Putting It All Together

The full setup takes about 30 minutes for HA OS users with the Git Exporter add-on, or an hour for Docker container users wiring up the manual git workflow. Once running, it works silently in the background. Every morning you have a fresh commit in your private repo that captures what your home automation config looked like the night before.

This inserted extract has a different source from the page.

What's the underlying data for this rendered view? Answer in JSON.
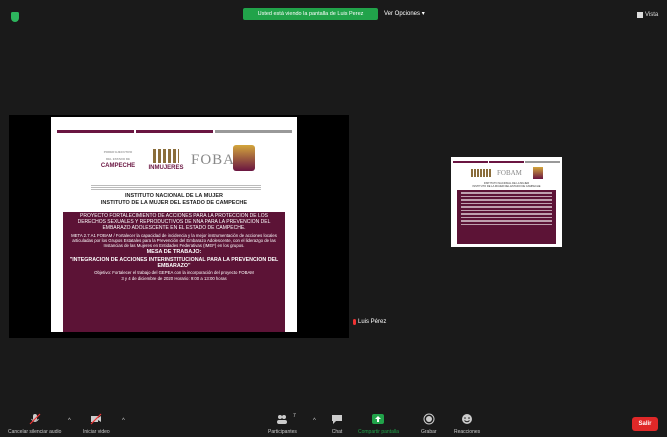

Paired with HA’s native snapshot backup for full-system recovery, this two-tier strategy covers every failure case. A broken automation is fixed with a git checkout in seconds. A dead drive is recovered from a snapshot in minutes. Your config is documented, diff-able, and version-controlled: the same discipline that makes production software reliable, now applied to your home.